Imprinting Evolution and Cancer

Randy Jirtle
Department of Radiation Oncology; Duke University Medical Center

Imprinted genes normally function to control embryonic growth and development. They also are involved in cancer because their functional haploid state makes them vulnerable to being either inactivated or overexpressed. The mannose 6-phosphate/insulin-like growth factor II receptor (M6P/IGF2R) targets lysosomal enzymes to the lysosomes, and regulates the bioavailability of extracellular growth factors such as TGFß1 and IGF2. We have shown that M6P/IGF2R is mutated early and frequently in a number of cancers, including those in liver, breast and lung.
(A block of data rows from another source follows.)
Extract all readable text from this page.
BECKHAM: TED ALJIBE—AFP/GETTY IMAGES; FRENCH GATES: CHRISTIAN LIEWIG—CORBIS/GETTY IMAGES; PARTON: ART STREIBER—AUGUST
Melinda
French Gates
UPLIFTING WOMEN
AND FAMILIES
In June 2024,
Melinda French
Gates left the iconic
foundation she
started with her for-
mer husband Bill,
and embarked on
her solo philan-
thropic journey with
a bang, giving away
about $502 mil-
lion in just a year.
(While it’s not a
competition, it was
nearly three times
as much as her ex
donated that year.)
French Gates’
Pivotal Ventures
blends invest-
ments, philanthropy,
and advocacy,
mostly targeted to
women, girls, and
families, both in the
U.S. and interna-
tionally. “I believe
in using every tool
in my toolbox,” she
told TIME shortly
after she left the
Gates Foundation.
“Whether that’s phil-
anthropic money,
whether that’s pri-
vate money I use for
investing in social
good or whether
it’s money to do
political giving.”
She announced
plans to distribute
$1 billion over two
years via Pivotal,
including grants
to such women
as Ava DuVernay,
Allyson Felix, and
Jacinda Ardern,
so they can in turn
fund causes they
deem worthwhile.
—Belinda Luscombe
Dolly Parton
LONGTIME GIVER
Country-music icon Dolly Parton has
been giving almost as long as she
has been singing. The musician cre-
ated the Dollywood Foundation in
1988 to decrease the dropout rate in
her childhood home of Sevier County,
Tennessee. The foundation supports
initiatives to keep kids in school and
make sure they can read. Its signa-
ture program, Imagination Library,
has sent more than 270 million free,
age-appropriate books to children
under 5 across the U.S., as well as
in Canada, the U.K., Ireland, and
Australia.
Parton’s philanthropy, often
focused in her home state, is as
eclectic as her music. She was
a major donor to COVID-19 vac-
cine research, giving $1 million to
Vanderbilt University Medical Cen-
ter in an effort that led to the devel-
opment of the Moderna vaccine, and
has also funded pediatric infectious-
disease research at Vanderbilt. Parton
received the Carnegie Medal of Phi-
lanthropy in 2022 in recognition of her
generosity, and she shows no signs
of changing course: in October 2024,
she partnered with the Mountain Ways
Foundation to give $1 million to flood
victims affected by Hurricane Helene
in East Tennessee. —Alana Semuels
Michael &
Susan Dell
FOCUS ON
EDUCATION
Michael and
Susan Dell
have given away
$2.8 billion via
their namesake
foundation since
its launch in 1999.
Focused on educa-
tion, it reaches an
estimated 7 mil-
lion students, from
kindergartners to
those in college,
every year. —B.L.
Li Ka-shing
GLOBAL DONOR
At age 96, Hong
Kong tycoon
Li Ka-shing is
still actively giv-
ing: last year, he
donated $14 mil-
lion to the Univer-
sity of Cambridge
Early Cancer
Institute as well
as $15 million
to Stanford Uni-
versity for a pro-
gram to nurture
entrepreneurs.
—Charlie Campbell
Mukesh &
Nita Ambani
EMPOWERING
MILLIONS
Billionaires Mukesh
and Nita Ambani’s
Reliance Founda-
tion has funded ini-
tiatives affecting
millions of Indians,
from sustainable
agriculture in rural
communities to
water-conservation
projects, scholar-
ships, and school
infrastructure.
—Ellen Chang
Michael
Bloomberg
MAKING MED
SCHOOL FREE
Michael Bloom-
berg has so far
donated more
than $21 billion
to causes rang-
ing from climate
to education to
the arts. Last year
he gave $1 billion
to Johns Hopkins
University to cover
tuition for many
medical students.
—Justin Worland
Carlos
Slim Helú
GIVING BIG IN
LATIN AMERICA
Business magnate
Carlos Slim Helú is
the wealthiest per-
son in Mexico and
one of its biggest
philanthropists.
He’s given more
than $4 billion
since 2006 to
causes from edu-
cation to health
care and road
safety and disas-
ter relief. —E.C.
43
It is imprinted in mice, but postnatal M6P/IGF2R imprinting in humans is a polymorphic trait, with most individuals expressing both alleles. This marked species difference in M6P/IGF2R imprinting between mice and humans provides a plausible explanation for the enhanced sensitivity of mice to tumor formation, and also has implications concerning carcinogen risk assessment based on animal models. These unique M6P/IGF2R characteristics make this gene a valuable model for investigating imprint-induced cancer susceptibility, somatic propagation of imprinting and the phylogenetic origin of imprinting. (This research was supported in part by NIH grants CA25951and ES08823, DOD grant DAMDl7-98-1-8305, AstraZeneca, Ltd., Rohm and Haas, Inc. and Sumitomo Chemical Co., Ltd.).